How To Get Perfect Frosting With The Upside-Down Method
I grew up with homemade cakes for my birthdays, but I always noticed that they never looked as nice as store bought. The trade-off was that I could request the most ridiculous designs from a relative, and if I tried that at a bakery, I would have blown my entire party budget. Despite the countless online tutorials and tips for making buttercream rosettes, trying to make a professional-looking cake is still a challenge for a part-time baker like me, and you may turn out many hideous bakes before you get the results you want. But there's a really nifty decorating hack using an upside-down method that could change that.
There are a few considerations to take into account when trying this method, though.

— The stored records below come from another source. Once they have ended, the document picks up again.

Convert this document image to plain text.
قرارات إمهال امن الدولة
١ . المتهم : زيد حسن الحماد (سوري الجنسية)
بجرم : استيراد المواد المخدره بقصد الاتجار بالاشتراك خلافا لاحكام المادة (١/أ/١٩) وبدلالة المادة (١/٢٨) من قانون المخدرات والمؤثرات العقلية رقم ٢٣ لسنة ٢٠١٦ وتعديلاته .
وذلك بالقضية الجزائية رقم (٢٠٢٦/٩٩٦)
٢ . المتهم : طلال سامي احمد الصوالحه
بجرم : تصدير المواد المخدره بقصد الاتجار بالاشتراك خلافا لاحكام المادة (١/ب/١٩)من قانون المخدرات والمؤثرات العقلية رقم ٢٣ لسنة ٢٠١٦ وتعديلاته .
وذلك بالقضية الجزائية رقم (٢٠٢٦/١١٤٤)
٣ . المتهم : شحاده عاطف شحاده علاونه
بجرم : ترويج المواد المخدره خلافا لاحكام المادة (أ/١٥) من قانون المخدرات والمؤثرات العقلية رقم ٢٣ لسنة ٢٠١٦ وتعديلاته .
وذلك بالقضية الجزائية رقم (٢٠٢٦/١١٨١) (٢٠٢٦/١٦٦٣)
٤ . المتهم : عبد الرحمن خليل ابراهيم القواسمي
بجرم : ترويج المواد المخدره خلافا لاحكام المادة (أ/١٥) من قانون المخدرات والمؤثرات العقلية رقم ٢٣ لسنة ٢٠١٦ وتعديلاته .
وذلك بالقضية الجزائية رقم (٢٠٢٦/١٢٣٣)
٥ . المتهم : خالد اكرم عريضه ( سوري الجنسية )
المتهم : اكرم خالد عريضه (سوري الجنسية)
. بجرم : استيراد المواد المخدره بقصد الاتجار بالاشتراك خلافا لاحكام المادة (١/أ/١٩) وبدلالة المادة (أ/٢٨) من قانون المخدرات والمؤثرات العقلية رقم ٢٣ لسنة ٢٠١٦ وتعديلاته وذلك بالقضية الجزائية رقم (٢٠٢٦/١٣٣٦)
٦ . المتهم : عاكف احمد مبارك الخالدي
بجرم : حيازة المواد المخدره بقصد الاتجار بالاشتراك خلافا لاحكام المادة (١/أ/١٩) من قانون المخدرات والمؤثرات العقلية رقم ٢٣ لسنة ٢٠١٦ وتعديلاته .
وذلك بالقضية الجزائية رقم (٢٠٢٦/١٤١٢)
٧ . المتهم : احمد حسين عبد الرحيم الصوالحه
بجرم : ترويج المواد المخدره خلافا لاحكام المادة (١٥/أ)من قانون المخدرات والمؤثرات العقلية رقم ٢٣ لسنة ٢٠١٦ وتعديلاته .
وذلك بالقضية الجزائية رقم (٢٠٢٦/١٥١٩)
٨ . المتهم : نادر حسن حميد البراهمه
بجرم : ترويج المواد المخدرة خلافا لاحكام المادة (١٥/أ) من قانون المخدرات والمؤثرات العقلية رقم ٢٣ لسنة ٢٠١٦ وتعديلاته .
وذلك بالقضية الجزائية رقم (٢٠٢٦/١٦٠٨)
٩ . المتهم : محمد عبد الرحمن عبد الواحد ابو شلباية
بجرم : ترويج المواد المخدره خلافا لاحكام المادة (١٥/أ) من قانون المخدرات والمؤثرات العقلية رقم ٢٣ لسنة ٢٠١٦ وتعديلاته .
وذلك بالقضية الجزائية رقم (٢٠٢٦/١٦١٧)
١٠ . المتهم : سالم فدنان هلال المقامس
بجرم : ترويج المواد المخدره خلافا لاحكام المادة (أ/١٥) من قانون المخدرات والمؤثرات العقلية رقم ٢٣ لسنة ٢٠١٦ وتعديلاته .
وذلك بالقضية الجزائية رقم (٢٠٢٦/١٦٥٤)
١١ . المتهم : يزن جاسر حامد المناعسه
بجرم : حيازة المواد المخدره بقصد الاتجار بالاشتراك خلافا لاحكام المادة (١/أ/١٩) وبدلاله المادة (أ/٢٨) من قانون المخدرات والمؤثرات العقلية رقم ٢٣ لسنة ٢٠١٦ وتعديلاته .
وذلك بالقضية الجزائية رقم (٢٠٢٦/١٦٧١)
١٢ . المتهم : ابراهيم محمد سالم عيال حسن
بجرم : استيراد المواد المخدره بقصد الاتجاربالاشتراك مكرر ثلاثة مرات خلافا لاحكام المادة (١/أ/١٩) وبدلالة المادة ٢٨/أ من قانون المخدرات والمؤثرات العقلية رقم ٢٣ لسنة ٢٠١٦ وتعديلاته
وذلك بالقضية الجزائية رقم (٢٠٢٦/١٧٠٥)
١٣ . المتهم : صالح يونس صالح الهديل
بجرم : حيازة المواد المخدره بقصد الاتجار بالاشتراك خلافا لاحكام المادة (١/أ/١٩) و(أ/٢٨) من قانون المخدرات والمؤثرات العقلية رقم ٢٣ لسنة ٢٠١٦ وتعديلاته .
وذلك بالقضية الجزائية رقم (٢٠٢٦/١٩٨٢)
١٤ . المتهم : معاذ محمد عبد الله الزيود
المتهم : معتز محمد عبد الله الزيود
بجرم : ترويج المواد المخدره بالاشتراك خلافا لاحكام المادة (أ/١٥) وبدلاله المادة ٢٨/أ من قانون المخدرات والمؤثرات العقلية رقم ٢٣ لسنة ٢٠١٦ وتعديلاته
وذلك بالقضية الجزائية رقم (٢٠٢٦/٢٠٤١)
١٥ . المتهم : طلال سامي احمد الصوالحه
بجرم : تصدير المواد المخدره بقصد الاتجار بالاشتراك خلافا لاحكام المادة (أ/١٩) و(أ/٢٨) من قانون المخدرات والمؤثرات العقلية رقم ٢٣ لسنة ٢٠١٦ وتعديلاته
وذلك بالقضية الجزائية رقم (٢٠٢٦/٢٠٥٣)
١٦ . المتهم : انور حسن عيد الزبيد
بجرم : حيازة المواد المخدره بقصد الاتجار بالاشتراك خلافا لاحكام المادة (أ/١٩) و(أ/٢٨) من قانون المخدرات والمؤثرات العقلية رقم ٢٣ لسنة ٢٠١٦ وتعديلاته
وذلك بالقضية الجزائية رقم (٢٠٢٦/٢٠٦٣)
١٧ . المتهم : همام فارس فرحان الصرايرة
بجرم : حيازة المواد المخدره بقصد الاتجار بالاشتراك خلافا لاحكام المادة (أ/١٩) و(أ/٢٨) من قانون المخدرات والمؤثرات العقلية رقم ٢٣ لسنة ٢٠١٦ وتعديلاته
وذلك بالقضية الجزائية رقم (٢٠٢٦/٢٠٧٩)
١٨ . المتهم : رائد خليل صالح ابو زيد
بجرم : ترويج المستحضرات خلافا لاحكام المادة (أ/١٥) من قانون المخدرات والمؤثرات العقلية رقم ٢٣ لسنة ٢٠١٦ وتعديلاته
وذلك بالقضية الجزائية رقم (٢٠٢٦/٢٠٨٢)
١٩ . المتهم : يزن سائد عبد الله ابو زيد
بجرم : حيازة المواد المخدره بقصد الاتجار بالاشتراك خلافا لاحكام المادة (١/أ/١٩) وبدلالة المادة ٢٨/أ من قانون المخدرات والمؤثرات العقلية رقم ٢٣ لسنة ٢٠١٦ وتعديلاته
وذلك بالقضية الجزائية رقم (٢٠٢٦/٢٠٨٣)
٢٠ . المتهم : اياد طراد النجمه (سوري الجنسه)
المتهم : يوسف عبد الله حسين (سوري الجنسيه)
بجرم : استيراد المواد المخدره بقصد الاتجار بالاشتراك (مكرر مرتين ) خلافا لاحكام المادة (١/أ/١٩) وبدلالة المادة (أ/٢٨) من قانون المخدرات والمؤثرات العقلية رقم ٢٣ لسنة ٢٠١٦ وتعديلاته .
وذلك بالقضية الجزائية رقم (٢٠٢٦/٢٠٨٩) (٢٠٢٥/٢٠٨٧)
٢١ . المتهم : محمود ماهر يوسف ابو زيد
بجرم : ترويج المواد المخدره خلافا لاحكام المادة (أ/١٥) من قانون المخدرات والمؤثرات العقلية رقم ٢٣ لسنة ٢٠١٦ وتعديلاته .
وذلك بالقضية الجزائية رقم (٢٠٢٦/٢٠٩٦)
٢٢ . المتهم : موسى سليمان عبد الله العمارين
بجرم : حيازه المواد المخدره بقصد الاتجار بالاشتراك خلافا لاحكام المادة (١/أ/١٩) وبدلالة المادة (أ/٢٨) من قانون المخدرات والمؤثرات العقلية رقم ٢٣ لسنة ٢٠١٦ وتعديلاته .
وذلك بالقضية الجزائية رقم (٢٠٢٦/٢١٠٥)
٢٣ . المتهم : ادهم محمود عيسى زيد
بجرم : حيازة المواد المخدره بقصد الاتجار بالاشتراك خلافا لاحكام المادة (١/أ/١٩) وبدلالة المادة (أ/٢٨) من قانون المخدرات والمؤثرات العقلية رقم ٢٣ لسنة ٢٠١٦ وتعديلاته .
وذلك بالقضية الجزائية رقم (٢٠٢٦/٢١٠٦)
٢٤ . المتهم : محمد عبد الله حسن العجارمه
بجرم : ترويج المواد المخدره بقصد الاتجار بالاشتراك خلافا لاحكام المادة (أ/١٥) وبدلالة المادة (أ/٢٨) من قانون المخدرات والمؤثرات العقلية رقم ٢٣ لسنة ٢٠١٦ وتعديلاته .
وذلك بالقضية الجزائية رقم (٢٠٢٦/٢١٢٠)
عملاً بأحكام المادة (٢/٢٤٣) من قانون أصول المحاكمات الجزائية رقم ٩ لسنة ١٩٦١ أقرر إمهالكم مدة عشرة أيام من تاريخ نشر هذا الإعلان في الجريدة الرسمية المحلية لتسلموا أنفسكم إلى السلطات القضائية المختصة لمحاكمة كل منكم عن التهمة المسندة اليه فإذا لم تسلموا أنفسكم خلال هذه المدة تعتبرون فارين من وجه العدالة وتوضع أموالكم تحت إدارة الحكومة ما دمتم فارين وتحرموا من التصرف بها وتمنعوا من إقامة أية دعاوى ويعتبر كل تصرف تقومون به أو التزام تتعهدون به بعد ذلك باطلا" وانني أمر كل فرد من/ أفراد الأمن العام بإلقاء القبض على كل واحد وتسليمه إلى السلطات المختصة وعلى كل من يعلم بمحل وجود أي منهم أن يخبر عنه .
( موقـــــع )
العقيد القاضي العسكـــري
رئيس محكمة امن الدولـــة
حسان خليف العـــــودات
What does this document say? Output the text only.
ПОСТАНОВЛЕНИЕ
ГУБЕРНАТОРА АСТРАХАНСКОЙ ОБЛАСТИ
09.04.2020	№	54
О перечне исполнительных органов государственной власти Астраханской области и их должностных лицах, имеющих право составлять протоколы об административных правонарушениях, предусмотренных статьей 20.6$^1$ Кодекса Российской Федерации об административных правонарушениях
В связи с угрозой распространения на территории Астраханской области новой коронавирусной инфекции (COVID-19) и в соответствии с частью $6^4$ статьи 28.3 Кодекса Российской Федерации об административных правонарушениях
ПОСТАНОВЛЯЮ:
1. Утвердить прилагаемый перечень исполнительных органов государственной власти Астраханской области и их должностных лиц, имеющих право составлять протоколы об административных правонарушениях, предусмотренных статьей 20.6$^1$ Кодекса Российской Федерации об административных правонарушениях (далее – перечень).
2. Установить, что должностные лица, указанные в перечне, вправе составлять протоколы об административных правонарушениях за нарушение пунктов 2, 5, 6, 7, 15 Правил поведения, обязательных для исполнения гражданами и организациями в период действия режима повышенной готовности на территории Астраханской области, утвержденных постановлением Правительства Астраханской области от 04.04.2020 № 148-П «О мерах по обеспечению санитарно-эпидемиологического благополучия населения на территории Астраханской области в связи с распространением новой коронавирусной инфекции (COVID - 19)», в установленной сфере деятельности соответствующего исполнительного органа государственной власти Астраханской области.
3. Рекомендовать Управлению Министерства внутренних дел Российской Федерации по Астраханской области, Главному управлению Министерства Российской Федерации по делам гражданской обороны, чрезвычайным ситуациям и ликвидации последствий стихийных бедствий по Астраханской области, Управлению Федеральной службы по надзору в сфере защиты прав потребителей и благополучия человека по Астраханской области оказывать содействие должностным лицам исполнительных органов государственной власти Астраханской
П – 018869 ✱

For starters, this isn't a one-pan technique, and you'll need to make sure your cake pans are smaller than your springform pan. Unless you have many pans in many sizes, this technique will limit the thickness of your exterior frosting layer. There's definitely a learning curve involved in using professional decorating tools, but you do have more freedom to play around with frosting proportions, and you can even create interesting effects.
This tip restricts the types of frosting you can use to what can be warmed enough to be pourable without splitting — while also being capable of hardening in the fridge. American buttercream and ganache, like this simple two-ingredient recipe, are two that work best. In the end, this is a great idea to make a homemade cake look less rustic, but it may not take it to bakery-level without a few tweaks.
A springform pan can make it easy to assemble some pretty imaginative cakes
The upside-down method can open up a whole bunch of possibilities. If your cake pans are significantly smaller than your springform, it can enable you to pour multiple layers of colored buttercream or even add a final layer of ganache. You could also forgo frosting altogether and opt for mousse using Julia Child's boozy recipe. If you're doing layers, just remember to thoroughly chill each one before adding the next.
A springform pan also provides you with enough structure to let you play around with the cake and fillings. You can arrange different flavors of cake to create a checkerboard pattern or cut different colors of cake into wedges and reassemble them to form a color wheel. You can also create a ring of cake and fill the center with fruit, candy, or even something runny, like custard. Trying to do this without a springform pan can lead to catastrophes.
The rigid walls of a springform pan can also help you add some flair to the sides of your finished cake. Just pipe some chocolate designs onto the parchment paper you use to line your pan, and chill the pan before proceeding with the cake and frosting. Try arranging fruit or candy around the sides of the pan before adding the other components to create a flush effect. Lastly, you don't really need to flip your cake over if you try this method –- simply add all your decorations and ornaments on top of the cake, then pop the latch on your springform when you're ready to serve.